An agent’s complaint that black, Asian and minority ethnic actors were putting “talented white performers out of work” has led to a social media backlash under the banner of #VaVaVoom.
Gemma Hamilton of leading actors agency Lowy Hamilton Artists posted the comment in a private forum but it was soon shared, eliciting widespread condemnation. It was followed on Friday by a public apology in which Hamilton said she was “very sorry” and admitted her behaviour was “unprofessional”.
However, actors and other creatives across the theatre community have been using the hashtag #VaVaVoom to highlight the need for diversity and champion the talent of black, Asian and minority ethic (BAME) actors.
Amber Riley, who starred in Dreamgirls in the West End, tweeted: “Dear Actors who happen to be of color, you are NOT taking up a white person’s space when U work. U DESERVE to be there, and don’t let anyone’s intimidation of your #VaVaVoom tell you any differently!”
Actor Layton Williams, currently in the UK tour of Hairspray, tweeted: “Funny how when I search the #VaVaVoom hashtag all I see is talented and beautiful performers who‘re SLAYING the industry…”
Raj Ghatak, who is starring in the UK tour of The Kite Runner, also backed it, noting that their show had “plenty of #VaVaVoom”, mentioning some of the other actors in the cast, Jay Sajjid, Jo Ben Ayed, Oliver Gyani and Soroosh Lavansani.
Also sharing the hashtag, actor Kadiff Kirwan commented: “The search for equality can seem like inequality to those accustomed to privilege.”
It has been taken up by Act For Change, the campaign for greater diversity in the live and recorded arts, which stated: “We are here for your va va vooms. If you’re performing in a show at the moment please keep all those va va vooms coming in.”
Others backing the social media campaign include Daniel York, Cynthia Erivo, Tyrone Huntley, Susan Wokoma, Obioma Ugoala, Reece Noi, Danny Lee Wynter, Wendy Mae Brown and Anjli Mohindra.
Casting director Andy Pryor commented: “This recent unpleasantness reflects badly on all of us and what we can learn from it is that the case for inclusion has never been stronger. #VaVaVoom”
In her original post, Hamilton complained about a casting call, writing: “I’m bored of breakdowns asking for BAME actors. Casting them because of the colour of their skin because it adds that va va voom to the cast list, or their skills in performance? And now I see a breakdown for BAME only that are actor/musos. It’s putting talented ‘white’ performers out of work. I think it stinks.”
In her subsequent apology, she wrote: “On reflection, I’m very sorry that I came to write such a hurried message which has caused so much upset and I take full responsibility for my unprofessional behaviour. It was a moment that, on reflection, the comments were made in circumstances that I didn’t think through sufficiently at the time, and to whom the comments were made.”

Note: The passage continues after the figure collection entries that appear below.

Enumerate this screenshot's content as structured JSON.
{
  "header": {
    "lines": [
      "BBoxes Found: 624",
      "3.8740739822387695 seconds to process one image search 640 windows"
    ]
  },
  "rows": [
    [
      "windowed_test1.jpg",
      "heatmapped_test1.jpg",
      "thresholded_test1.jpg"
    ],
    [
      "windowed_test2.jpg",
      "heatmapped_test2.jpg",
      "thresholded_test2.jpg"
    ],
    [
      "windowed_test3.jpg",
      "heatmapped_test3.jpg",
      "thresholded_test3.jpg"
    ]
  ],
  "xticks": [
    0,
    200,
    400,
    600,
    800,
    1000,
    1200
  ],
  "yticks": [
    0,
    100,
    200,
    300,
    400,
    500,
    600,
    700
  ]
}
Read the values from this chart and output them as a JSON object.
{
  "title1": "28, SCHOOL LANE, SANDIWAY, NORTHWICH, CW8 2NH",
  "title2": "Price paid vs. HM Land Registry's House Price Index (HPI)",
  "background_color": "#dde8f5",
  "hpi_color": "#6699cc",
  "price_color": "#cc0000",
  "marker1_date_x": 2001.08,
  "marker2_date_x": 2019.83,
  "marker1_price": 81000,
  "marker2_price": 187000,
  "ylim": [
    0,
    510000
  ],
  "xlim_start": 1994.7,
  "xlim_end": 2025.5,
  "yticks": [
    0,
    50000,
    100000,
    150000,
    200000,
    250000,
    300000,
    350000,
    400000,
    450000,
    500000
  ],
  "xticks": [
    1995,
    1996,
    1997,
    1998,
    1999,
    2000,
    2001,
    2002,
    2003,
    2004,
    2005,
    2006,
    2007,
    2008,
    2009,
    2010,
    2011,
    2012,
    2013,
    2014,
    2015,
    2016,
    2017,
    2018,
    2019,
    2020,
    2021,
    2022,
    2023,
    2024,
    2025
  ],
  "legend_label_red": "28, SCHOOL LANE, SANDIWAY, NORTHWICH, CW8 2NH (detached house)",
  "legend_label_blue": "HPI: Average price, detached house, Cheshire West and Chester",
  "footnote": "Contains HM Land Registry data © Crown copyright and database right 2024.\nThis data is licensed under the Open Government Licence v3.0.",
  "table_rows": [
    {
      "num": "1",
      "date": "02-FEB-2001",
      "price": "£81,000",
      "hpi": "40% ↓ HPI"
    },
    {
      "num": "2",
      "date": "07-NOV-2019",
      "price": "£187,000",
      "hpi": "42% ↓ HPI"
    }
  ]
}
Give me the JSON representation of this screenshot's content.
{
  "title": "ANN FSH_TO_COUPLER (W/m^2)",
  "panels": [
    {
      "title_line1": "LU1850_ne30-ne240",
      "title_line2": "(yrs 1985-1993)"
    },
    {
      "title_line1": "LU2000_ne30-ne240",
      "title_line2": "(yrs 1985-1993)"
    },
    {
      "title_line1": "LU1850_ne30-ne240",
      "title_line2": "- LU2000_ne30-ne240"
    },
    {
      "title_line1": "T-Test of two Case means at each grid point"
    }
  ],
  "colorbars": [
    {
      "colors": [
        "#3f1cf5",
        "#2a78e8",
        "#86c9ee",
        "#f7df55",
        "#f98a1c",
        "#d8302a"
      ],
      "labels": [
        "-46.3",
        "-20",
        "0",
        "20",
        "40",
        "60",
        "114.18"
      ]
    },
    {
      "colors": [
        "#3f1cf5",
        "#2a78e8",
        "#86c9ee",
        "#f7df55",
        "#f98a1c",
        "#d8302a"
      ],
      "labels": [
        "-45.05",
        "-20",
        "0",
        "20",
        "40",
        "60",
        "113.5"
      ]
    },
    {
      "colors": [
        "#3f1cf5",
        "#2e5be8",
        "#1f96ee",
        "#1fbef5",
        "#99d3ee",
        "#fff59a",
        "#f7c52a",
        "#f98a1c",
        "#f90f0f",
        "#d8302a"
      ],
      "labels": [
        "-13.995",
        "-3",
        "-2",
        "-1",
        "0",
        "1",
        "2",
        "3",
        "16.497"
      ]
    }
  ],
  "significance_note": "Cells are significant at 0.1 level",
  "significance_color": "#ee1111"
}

She continued: “I absolutely recognise and am totally at one with the importance and need of increasing the diversity in the arts – in performance, in the creative and also the management sectors – and with due respect to all I have taken this opportunity to resolve to think long, hard and also to work towards how I can play my part in how this can best be achieved.”
After her post first became public, actor Shobna Gulati tweeted: “Historically excluded for our appearance, not even a chance to show our ability. Now is the time to appreciate our inclusion into casting calls. Give us a fair crack. It’s not been equal and now there are initiatives to make things better. Welcome it.”